Dyar did not move. He stared out the window at the wall of the building opposite. The quake was quieting down; the principal strata had shifted positions, and their new places seemed more comfortable. It was as if something which had been in his line of vision had now been removed, something that had been an obstacle to discovering how to change the external scene. But he distrusted this whole series of private experiences that had forced themselves upon him since he had come here. He was used to long stretches of intolerable boredom punctuated by small crises of disgust; these violent disturbances inside himself seemed no part of his life. They were much more a part of this senseless place he was in. Still, if that were the way the place was going to affect him, he had better get used to the effects and learn how to deal with them.

When Chocron returned he carried the box with him, but this time the bills in it were smaller, brownish-green, violet, and there were fewer of them. He set the box on the desk and still standing, wrote in his notebook for Dyar to see: 1260 @ l000p. «Count,» he said.

It took him a long time, even though most of the bills were new and crisp.
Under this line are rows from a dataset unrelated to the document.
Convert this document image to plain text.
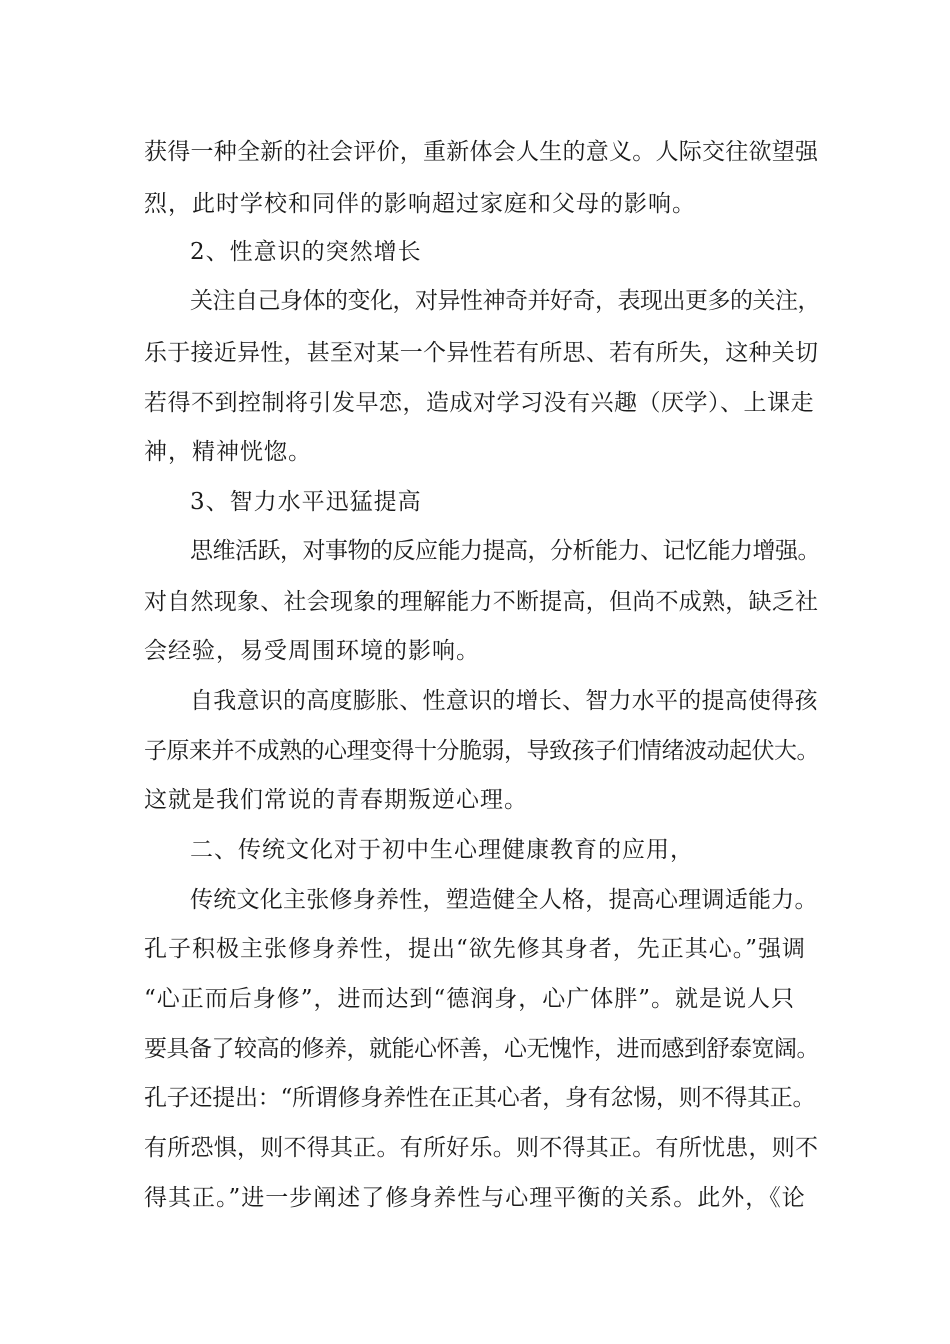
获得一种全新的社会评价，重新体会人生的意义。人际交往欲望强
烈，此时学校和同伴的影响超过家庭和父母的影响。
2、性意识的突然增长
关注自己身体的变化，对异性神奇并好奇，表现出更多的关注，
乐于接近异性，甚至对某一个异性若有所思、若有所失，这种关切
若得不到控制将引发早恋，造成对学习没有兴趣（厌学）、上课走
神，精神恍惚。
3、智力水平迅猛提高
思维活跃，对事物的反应能力提高，分析能力、记忆能力增强。
对自然现象、社会现象的理解能力不断提高，但尚不成熟，缺乏社
会经验，易受周围环境的影响。
自我意识的高度膨胀、性意识的增长、智力水平的提高使得孩
子原来并不成熟的心理变得十分脆弱，导致孩子们情绪波动起伏大。
这就是我们常说的青春期叛逆心理。
二、传统文化对于初中生心理健康教育的应用，
传统文化主张修身养性，塑造健全人格，提高心理调适能力。
孔子积极主张修身养性，提出“欲先修其身者，先正其心。”强调
“心正而后身修”，进而达到“德润身，心广体胖”。就是说人只
要具备了较高的修养，就能心怀善，心无愧怍，进而感到舒泰宽阔。
孔子还提出：“所谓修身养性在正其心者，身有忿惕，则不得其正。
有所恐惧，则不得其正。有所好乐。则不得其正。有所忧患，则不
得其正。”进一步阐述了修身养性与心理平衡的关系。此外，《论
Well, this is fine, he thought, when he had finished. Twenty-five thousand two hundred bucks or thereabouts and no one to stop you. You just walk out. He looked up at Chocron’s face, curiously, for a second. No one but Wilcox. It was true. And Wilcox alone — not Wilcox with the police. By God, what a situation, he thought. It’s almost worth playing, just for the hell of it.
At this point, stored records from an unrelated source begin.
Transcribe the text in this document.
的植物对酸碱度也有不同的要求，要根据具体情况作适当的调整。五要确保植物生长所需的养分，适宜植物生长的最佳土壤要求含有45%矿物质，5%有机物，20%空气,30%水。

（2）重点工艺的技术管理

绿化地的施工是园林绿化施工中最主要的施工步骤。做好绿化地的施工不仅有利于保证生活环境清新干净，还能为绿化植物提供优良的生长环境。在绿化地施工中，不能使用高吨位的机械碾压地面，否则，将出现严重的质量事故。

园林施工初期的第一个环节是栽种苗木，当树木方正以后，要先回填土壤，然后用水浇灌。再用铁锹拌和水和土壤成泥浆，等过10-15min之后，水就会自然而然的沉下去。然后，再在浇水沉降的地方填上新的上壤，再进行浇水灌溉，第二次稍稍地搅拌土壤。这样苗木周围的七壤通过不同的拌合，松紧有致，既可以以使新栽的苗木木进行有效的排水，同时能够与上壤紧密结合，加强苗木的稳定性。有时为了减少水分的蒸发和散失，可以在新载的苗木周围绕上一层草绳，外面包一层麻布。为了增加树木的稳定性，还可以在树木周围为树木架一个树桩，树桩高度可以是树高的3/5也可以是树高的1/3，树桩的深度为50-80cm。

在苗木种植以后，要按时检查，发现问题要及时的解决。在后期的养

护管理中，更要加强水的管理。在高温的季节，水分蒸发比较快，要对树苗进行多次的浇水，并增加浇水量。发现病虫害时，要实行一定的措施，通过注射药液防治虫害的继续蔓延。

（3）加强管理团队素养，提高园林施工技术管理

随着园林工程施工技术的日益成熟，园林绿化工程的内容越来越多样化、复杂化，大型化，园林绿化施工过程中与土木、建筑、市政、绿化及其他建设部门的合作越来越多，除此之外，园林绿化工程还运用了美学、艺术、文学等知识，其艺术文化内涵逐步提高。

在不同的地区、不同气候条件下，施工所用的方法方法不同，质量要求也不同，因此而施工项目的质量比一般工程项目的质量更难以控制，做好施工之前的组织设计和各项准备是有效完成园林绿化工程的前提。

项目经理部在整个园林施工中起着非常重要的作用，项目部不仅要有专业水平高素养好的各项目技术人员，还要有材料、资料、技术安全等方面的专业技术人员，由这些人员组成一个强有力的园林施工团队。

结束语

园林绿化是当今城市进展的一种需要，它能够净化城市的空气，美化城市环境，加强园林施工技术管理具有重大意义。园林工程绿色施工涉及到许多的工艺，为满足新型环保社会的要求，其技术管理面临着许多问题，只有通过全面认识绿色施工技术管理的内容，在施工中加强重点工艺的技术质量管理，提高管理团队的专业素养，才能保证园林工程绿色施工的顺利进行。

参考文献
He did not pay much attention to Chocron’s handshake and to the steep stairs that led down into the street. Walking along slowly, being jostled by water carriers and elderly Jewish women in fringed shawls, he kept his eyes on the pavement, not thinking. But he felt the glossy paper around the box, and knew that Chocron had wrapped it carefully, that it was once again a parcel from the Galeries Lafayette. He went beneath a high arch where Arabs hawked bananas and thick glassware; to the left he recognized Thami’s café.

When he looked inside the door the radio was not playing. It was dark in the café, and he had the impression that the place was practically empty.

«Quiere algo?» said the qaouaji.

«No, no». The air was aromatic with kif smoke. A hand grasped his arm, squeezed it gently. He turned.

«Hello,» said Thami.

«Hi!» It was almost like seeing an old friend; he did not know why, except that he had been alone all during a day that had seemed endless. «I didn’t think you’d be here».

«I told you I’m always here».

«What d’you have a home for?»

Thami made a face and spat. «To sleep when I have no other place».

«And a wife? What d’you have a wife for?»

«Same thing. Sit down. Take a glass of good tea».

«I can’t. I have to go». He looked at his watch: it was quarter of four. «I have to go fast». The walk down to the Crédit Fonder was only a three-minute one, but he wanted to be sure and get there before they shut that iron grille.